Commerce and Cause: Found in Sioux Falls


I returned last night from a 24-hour whirl to Sioux Falls, South Dakota. Sioux Falls is the kind of America's heartland I had never much expected to find myself, but when your nephew marries the daughter of a windmill farmer it's also pretty much where you end up when you attend his wedding.

Exactly one week earlier I had been in Los Angeles, at the IMATS (international Makeup Artists Trade Show) and I had been feeling the conflict of commerce versus cause (see prior blog post). At that show, I rode the rapids of thousands of young Californian women clamouring for discounted color cosmetics and their accouterments.

Here in South Dakota, on my way to the early morning farmer's market to grab a coffee before the wedding, I was standing near the natural water rapids which give Sioux Falls its name. A dynamic water way which has been running in this same location for more than 10,000 years, before their was an American heartland, before the Lakota camped at its shores, when it was just nature and nature, cascading over shiny stone.

My whole family swarmed the small farmer's market, buying up fair trade coffee and sampling organic radishes with sea salt. Of course, there was a local soap maker as well, and I was pleasantly surprised to see that she had expanded into mineral makeup and was a customer of mine. Meet Rebecca of Pearl Creek Goat Milk Soap (pearlcreekgoatmilksoap.com).

I overheard Rebecca talking to my sister-in-law about her Breast Cancer Awareness lip gloss which was part of her mineral makeup line and of course I made a beeline to her booth to hear more!

Rebecca told me about her husband's grandmother, Barbara Turner, who had given to worthy causes all her life and in particular had supported the organization Susan G. Komen for the Cure.

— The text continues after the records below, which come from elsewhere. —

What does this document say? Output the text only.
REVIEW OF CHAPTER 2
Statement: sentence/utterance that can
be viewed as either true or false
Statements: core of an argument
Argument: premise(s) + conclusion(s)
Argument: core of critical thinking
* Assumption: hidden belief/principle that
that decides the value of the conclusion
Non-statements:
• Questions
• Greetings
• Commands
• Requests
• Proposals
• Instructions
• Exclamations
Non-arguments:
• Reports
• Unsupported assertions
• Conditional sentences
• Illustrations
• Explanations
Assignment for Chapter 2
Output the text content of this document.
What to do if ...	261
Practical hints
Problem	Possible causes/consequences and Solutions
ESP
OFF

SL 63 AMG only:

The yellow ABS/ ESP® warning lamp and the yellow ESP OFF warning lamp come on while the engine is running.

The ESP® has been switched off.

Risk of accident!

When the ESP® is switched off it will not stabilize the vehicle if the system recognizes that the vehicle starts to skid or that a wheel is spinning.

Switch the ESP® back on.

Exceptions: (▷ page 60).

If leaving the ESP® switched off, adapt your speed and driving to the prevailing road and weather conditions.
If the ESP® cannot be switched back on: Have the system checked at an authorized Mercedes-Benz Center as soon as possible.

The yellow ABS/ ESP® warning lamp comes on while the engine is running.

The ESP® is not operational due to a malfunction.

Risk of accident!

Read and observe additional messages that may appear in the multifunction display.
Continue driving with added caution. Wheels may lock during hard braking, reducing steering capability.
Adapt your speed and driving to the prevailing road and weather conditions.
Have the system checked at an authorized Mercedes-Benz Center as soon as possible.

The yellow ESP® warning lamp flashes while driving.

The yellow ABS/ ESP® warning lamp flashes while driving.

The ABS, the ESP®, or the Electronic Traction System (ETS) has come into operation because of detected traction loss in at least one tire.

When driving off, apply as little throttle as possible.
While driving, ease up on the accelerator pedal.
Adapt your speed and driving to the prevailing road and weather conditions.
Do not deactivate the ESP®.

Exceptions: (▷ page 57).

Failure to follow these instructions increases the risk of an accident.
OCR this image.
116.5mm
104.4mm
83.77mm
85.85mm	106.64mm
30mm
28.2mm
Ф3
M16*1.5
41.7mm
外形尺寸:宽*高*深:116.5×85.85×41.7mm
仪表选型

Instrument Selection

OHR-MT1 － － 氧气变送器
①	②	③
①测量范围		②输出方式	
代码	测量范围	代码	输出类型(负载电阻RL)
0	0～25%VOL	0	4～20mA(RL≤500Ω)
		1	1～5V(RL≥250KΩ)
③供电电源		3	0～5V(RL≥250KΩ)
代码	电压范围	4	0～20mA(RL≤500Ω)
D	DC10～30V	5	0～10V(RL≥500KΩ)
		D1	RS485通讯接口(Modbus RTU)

Barbara Turner had passed away after battling breast cancer not too long ago, and when she did, she made Rebecca promise that there would always be something in her product line which would be dedicated to raising money for worthy causes. "Even if it isn't a lot of money, it's something", Rebecca explained.

The wedding was lovely, the champagne flowed.

I returned to California the next morning, with a precious Barbara Turner lip gloss tucked in my pocket. It was July 4th, America's day of independence. Each time I reached for a boarding pass or a check of the clock, I touched my lip gloss. Each time I took a moment to be proud that I was so truly American: buttons, banners, ribbons and all.